A survey from NAMI stated that primary care physicians are critical to detecting mental illnesses in children and that the most ideal actions steps for healthcare professionals are to:

  • Listen
  • Ask questions
  • Screen
  • Evaluate
  • Refer
  • Follow-up
  • Provide treatment
  • Encourage

With the help of primary care physicians, these individuals could be on their way to receiving the treatments needed, especially since the National Resident Matching Program report shows that the number of U.S. psychiatrists is steadily decreasing. "We need an integrated healthcare delivery system, and psychologists must be a part of the healthcare teams in that system…," American Psychological Association Executive Director Katherine Nordal said.

If we had more highly-trained mental health professionals including social workers, nurses, psychologists, support groups, etc., it would motivate help in order to control mental health issues and continue in the discovery of treatment. "There are more free flowing ideas and the science of the brain is better than ever, but we still have a long way to go," Mottesheard said.

Although research has gone far to understand the impact of mental health, it has only recently begun to explain stigma in mental illness. With that said, according to a study published in World Psychiatry, "stigmatizing views about mental illness are not limited to uninformed members of the general public; even well-trained professionals from most mental health disciplines subscribe to stereotypes about mental illness."

In a recent Washington Post article, an anonymous woman stated that a mental health individual should, "Be glad that … bipolar disorder … is all you have. It could be worse, you could have cancer or some other terminal illness.…" In response to the comment, the individual wrote, "It saddens me that so many people do not realize that mental illness, while treatable, is not a curable disease and can lead to death."
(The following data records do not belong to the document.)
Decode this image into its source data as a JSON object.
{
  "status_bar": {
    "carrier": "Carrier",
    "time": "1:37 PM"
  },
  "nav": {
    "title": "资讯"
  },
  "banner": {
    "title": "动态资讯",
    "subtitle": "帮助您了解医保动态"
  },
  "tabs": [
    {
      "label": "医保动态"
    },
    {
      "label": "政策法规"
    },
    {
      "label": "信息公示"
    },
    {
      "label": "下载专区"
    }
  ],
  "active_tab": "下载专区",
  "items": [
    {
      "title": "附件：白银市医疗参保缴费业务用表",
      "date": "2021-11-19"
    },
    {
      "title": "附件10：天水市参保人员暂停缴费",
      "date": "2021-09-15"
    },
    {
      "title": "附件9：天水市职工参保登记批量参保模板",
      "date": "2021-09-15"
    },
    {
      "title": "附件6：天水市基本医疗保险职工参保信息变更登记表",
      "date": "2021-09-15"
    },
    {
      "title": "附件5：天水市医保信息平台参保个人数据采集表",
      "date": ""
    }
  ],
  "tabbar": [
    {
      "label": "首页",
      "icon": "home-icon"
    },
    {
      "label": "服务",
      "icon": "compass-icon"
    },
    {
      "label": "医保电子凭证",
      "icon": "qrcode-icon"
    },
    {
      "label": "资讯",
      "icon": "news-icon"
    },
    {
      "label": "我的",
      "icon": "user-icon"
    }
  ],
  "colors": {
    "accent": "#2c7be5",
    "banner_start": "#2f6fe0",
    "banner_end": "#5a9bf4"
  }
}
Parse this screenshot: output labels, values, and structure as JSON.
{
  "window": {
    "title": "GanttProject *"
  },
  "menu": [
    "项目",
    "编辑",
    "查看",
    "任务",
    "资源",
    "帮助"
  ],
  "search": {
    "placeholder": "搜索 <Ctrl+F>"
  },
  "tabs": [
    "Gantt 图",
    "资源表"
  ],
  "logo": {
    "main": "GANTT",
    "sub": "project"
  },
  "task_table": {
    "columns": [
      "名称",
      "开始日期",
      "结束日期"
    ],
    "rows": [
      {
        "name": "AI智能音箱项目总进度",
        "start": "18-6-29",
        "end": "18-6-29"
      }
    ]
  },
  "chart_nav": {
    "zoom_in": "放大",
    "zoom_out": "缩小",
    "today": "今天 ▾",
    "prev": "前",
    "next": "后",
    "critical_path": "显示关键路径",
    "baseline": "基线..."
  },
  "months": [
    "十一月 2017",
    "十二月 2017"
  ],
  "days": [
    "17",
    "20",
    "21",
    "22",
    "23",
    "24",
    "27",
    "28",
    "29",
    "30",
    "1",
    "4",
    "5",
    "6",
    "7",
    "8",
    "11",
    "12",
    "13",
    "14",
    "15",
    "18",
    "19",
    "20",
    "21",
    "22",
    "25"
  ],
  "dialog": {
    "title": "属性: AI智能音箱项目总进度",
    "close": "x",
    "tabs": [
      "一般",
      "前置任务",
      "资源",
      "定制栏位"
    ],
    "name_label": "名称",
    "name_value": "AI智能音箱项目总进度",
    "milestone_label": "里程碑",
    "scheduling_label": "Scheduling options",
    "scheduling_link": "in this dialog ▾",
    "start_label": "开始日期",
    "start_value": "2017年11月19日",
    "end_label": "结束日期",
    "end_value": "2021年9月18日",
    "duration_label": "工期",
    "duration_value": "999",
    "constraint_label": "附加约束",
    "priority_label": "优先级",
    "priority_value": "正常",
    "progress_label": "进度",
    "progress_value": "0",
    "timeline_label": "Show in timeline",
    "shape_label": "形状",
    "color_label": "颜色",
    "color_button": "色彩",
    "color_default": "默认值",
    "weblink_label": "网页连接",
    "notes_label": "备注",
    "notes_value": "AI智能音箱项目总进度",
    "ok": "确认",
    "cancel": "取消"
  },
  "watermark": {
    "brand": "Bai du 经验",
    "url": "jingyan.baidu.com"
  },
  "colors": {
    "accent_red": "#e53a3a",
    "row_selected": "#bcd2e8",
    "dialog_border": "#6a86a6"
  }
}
Lack of education, fear of disclosure, rejection of friends and discrimination are just a few reasons why people with mental illnesses don’t seek help … it’s an ongoing issue, but with collaboration we can change the scope of practice and life.

So wherever you fit in, whether it's healthcare professional, general public, family of an individual with mental illness, or someone else impacted by mental illness, take the proper steps to learn all you can about mental health. It's guaranteed that you know or will meet someone with a mental illness since 1 in 5 Americans suffer from one. It's time to step away from the fear and move closer to allowing individuals with mental illnesses to receive the proper help and care they deserve.

"Mental illness is not contagious," Mottesheard said, "We decided that we needed excellent treatment centers for cancer and we have them now. We need to decide those with mental illness deserve the same."

Take it from me, mental health needs a spotlight on it because you don’t want to hear the words, "He thinks he will die soon…" like I did.